Stand: 11.08.2020 19:05 Uhr

Fehmarn: Mann schlägt Autoscheibe ein und befreit Baby

Ein 47-jähriger Mann hat am vergangenen Freitag bei Temperaturen um die 30 Grad eine Autoscheibe in Burg auf Fehmarn (Kreis Ostholstein) eingeschlagen, um ein Baby aus einem parkenden Auto zu holen. Wie die Polizei Lübeck am Dienstag mitteilte, habe der Mann Babyschreie aus dem Auto gehört und zunächst nach den Autobesitzern gerufen. Er soll auch zwei Männer in der Nähe angesprochen haben, doch auch die wussten nicht, wo sich die Eltern befanden.
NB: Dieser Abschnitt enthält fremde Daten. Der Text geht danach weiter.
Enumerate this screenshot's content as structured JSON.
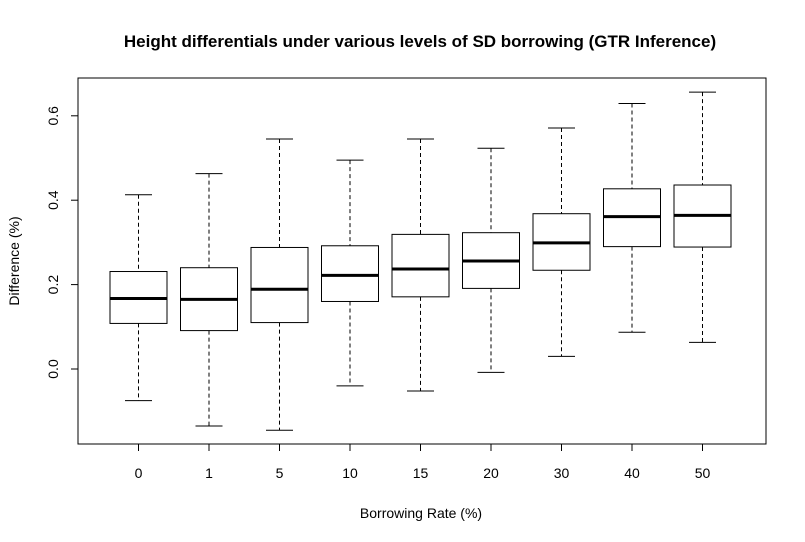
{
  "chart_data": {
    "type": "boxplot",
    "title": "Height differentials under various levels of SD borrowing (GTR Inference)",
    "xlabel": "Borrowing Rate (%)",
    "ylabel": "Difference (%)",
    "ylim": [
      -0.18,
      0.69
    ],
    "yticks": [
      "0.0",
      "0.2",
      "0.4",
      "0.6"
    ],
    "grid": false,
    "categories": [
      "0",
      "1",
      "5",
      "10",
      "15",
      "20",
      "30",
      "40",
      "50"
    ],
    "boxes": [
      {
        "min": -0.075,
        "q1": 0.108,
        "median": 0.167,
        "q3": 0.231,
        "max": 0.413
      },
      {
        "min": -0.135,
        "q1": 0.091,
        "median": 0.165,
        "q3": 0.24,
        "max": 0.463
      },
      {
        "min": -0.145,
        "q1": 0.11,
        "median": 0.189,
        "q3": 0.288,
        "max": 0.545
      },
      {
        "min": -0.04,
        "q1": 0.16,
        "median": 0.222,
        "q3": 0.292,
        "max": 0.495
      },
      {
        "min": -0.052,
        "q1": 0.171,
        "median": 0.237,
        "q3": 0.319,
        "max": 0.545
      },
      {
        "min": -0.008,
        "q1": 0.191,
        "median": 0.256,
        "q3": 0.323,
        "max": 0.523
      },
      {
        "min": 0.03,
        "q1": 0.234,
        "median": 0.299,
        "q3": 0.368,
        "max": 0.571
      },
      {
        "min": 0.087,
        "q1": 0.29,
        "median": 0.361,
        "q3": 0.427,
        "max": 0.629
      },
      {
        "min": 0.063,
        "q1": 0.289,
        "median": 0.364,
        "q3": 0.436,
        "max": 0.656
      }
    ]
  }
}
Vater will Scheibe bezahlt haben

Kurze Zeit später tauchte der Vater des Säuglings auf. Sein Argument: Seine Familie habe sich nur für zehn Minuten die Beine vertreten wollen, das Baby habe fest geschlafen. Der 57-Jährige besteht nun darauf, dass die kaputte Scheibe bezahlt wird, erstattete zusätzlich Anzeige wegen Sachbeschädigung. Diese nahm die Polizei auf, die Behörden prüfen aber auch, ob es sich um einen Fall von Kindeswohlgefährdung handelt.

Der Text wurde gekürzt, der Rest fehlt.